In order to evaluate the effectiveness of therapeutic interventio

In order to evaluate the effectiveness of therapeutic interventions and to guide management decisions, clear insight into the course of recovery after ankle sprain is needed. This information is helpful to inform patients about the expected clinical course and in the identification of relevant subgroups of patients with a better or worse prognosis. The factors predicting persistent complaints from ankle sprains are largely unknown (van Rijn et al 2008). Until now, only one

study has evaluated prognostic factors for incomplete recovery and re-sprains. Sporting activity at a high level was found to be a prognostic factor for residual symptoms (Linde et al 1986). www.selleckchem.com/products/gsk-j4-hcl.html However, this study showed methodological shortcomings and the full range and impact of residual complaints was not investigated (Braun 1999, Cross et al 2002, de Bie et al 1997, Linde et al 1986). Therefore our first research question was: 1. What are baseline prognostic factors for incomplete recovery, instability, re-sprains, and pain intensity during 12 months of follow-up in adult

patients who consulted primary care for an acute lateral ankle sprain? What is already known on this topic: Ankle sprains find more are common and a substantial proportion of these sprains do not fully resolve within one year.
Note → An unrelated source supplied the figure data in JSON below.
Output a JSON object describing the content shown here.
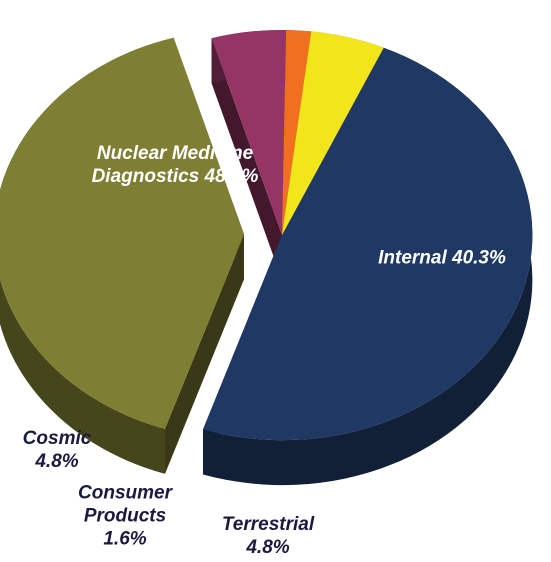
{
  "chart_data": {
    "type": "pie",
    "categories": [
      "Nuclear Medicine Diagnostics",
      "Internal",
      "Terrestrial",
      "Consumer Products",
      "Cosmic"
    ],
    "values": [
      48.4,
      40.3,
      4.8,
      1.6,
      4.8
    ],
    "value_labels": [
      "48.4%",
      "40.3%",
      "4.8%",
      "1.6%",
      "4.8%"
    ],
    "colors": [
      "#1f3864",
      "#7f7f33",
      "#953565",
      "#f07020",
      "#f2e61a"
    ]
  }
}
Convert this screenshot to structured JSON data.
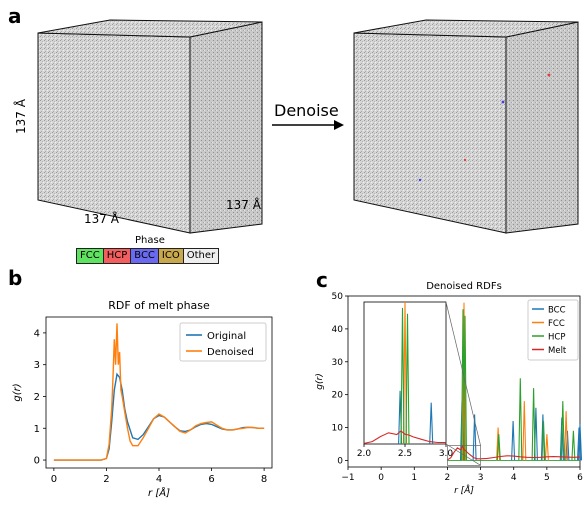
{
  "panels": {
    "a": "a",
    "b": "b",
    "c": "c"
  },
  "cube_labels": {
    "left_height": "137 Å",
    "left_depth": "137 Å",
    "right_depth": "137 Å"
  },
  "arrow_label": "Denoise",
  "phase_legend": {
    "title": "Phase",
    "items": [
      {
        "label": "FCC",
        "color": "#5fe25f"
      },
      {
        "label": "HCP",
        "color": "#f25f5f"
      },
      {
        "label": "BCC",
        "color": "#6a6af0"
      },
      {
        "label": "ICO",
        "color": "#c8a84c"
      },
      {
        "label": "Other",
        "color": "#eeeeee"
      }
    ]
  },
  "chart_data": [
    {
      "type": "line",
      "title": "RDF of melt phase",
      "xlabel": "r [Å]",
      "ylabel": "g(r)",
      "xlim": [
        -0.3,
        8.3
      ],
      "ylim": [
        -0.25,
        4.5
      ],
      "xticks": [
        0,
        2,
        4,
        6,
        8
      ],
      "yticks": [
        0,
        1,
        2,
        3,
        4
      ],
      "legend_position": "top-right",
      "series": [
        {
          "name": "Original",
          "color": "#1f77b4",
          "x": [
            0,
            1.8,
            2.0,
            2.1,
            2.2,
            2.3,
            2.4,
            2.5,
            2.6,
            2.7,
            2.8,
            3.0,
            3.2,
            3.4,
            3.6,
            3.8,
            4.0,
            4.2,
            4.4,
            4.6,
            4.8,
            5.0,
            5.2,
            5.4,
            5.6,
            5.8,
            6.0,
            6.2,
            6.4,
            6.6,
            6.8,
            7.0,
            7.2,
            7.4,
            7.6,
            7.8,
            8.0
          ],
          "y": [
            0,
            0,
            0.05,
            0.35,
            1.2,
            2.2,
            2.7,
            2.6,
            2.2,
            1.6,
            1.2,
            0.7,
            0.65,
            0.8,
            1.05,
            1.3,
            1.4,
            1.35,
            1.2,
            1.05,
            0.92,
            0.9,
            0.95,
            1.05,
            1.12,
            1.15,
            1.12,
            1.05,
            0.98,
            0.95,
            0.95,
            0.98,
            1.02,
            1.03,
            1.02,
            1.0,
            1.0
          ]
        },
        {
          "name": "Denoised",
          "color": "#ff7f0e",
          "x": [
            0,
            1.8,
            2.0,
            2.1,
            2.2,
            2.25,
            2.3,
            2.35,
            2.4,
            2.45,
            2.5,
            2.55,
            2.6,
            2.7,
            2.8,
            2.9,
            3.0,
            3.2,
            3.4,
            3.6,
            3.8,
            4.0,
            4.2,
            4.4,
            4.6,
            4.8,
            5.0,
            5.2,
            5.4,
            5.6,
            5.8,
            6.0,
            6.2,
            6.4,
            6.6,
            6.8,
            7.0,
            7.2,
            7.4,
            7.6,
            7.8,
            8.0
          ],
          "y": [
            0,
            0,
            0.05,
            0.5,
            1.6,
            2.6,
            3.8,
            3.0,
            4.3,
            3.0,
            3.4,
            2.2,
            2.0,
            1.5,
            1.0,
            0.6,
            0.45,
            0.45,
            0.7,
            1.0,
            1.3,
            1.45,
            1.35,
            1.2,
            1.05,
            0.9,
            0.85,
            0.95,
            1.08,
            1.15,
            1.18,
            1.2,
            1.1,
            1.0,
            0.95,
            0.95,
            0.98,
            1.0,
            1.03,
            1.02,
            1.0,
            1.0
          ]
        }
      ]
    },
    {
      "type": "line",
      "title": "Denoised RDFs",
      "xlabel": "r [Å]",
      "ylabel": "g(r)",
      "xlim": [
        -1,
        6
      ],
      "ylim": [
        -2,
        50
      ],
      "xticks": [
        -1,
        0,
        1,
        2,
        3,
        4,
        5,
        6
      ],
      "yticks": [
        0,
        10,
        20,
        30,
        40,
        50
      ],
      "legend_position": "top-right",
      "series": [
        {
          "name": "BCC",
          "color": "#1f77b4",
          "spikes": [
            [
              2.44,
              18
            ],
            [
              2.82,
              14
            ],
            [
              3.98,
              12
            ],
            [
              4.67,
              16
            ],
            [
              4.88,
              14
            ],
            [
              5.45,
              13
            ],
            [
              5.62,
              9
            ],
            [
              5.97,
              10
            ],
            [
              6.0,
              11
            ]
          ]
        },
        {
          "name": "FCC",
          "color": "#ff7f0e",
          "spikes": [
            [
              2.5,
              48
            ],
            [
              3.53,
              10
            ],
            [
              4.32,
              18
            ],
            [
              5.0,
              8
            ],
            [
              5.58,
              15
            ]
          ]
        },
        {
          "name": "HCP",
          "color": "#2ca02c",
          "spikes": [
            [
              2.47,
              46
            ],
            [
              2.53,
              44
            ],
            [
              3.55,
              8
            ],
            [
              4.2,
              25
            ],
            [
              4.6,
              22
            ],
            [
              4.9,
              12
            ],
            [
              5.48,
              18
            ],
            [
              5.8,
              9
            ]
          ]
        },
        {
          "name": "Melt",
          "color": "#d62728",
          "x": [
            2.0,
            2.1,
            2.2,
            2.3,
            2.4,
            2.45,
            2.5,
            2.55,
            2.6,
            2.7,
            2.8,
            2.9,
            3.0,
            3.2,
            3.4,
            3.6,
            3.8,
            4.0,
            4.2,
            4.4,
            4.6,
            4.8,
            5.0,
            5.2,
            5.4,
            5.6,
            5.8,
            6.0
          ],
          "y": [
            0.2,
            0.8,
            2.5,
            3.8,
            3.2,
            4.4,
            3.3,
            3.0,
            2.4,
            1.6,
            0.8,
            0.5,
            0.5,
            0.6,
            0.9,
            1.2,
            1.4,
            1.3,
            1.1,
            0.95,
            0.9,
            0.95,
            1.1,
            1.15,
            1.1,
            1.0,
            0.95,
            1.0
          ]
        }
      ],
      "inset": {
        "xlim": [
          2.0,
          3.0
        ],
        "ylim": [
          0,
          48
        ],
        "xticks": [
          2.0,
          2.5,
          3.0
        ],
        "xtick_labels": [
          "2.0",
          "2.5",
          "3.0"
        ]
      }
    }
  ]
}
Ongoing instability and re-sprains are also common during the first year after the original sprain. What this study adds: At the time of the sprain, none of a range of demographic and clinical factors accurately predicts incomplete recovery or re-sprains at one year. However, among patients whose sprain has not resolved within three months, re-sprains and self-reported pain at rest at three months were predictors of incomplete recovery at one year. The data used for this study were derived from a

randomised clinical trial investigating the effectiveness of supervised exercises for acute ankle sprain in primary care (van Rijn et al 2007). Patients who had an acute injury of the lateral collateral ligaments of the below ankle and who presented themselves to one of the participating general practitioners or at an emergency department were considered for inclusion. The general practitioner or emergency department physician carried out a standardised clinical examination. Based on these findings (stability, intensity and location of swelling, pain, and haemorrhage), the injuries were graded as mild, moderate, or severe (Birrer et al 1999). After acquiring baseline information, each patient was randomised into either the usual care group or the physical therapy group. All participants (n = 102) in both groups received the same standard treatment from their physician (general information about early mobilisation, home exercises, early weight bearing, tape, bandage or brace). Participants in the physical therapy group participated additionally in an individual and progressive training program supervised by a physical therapist.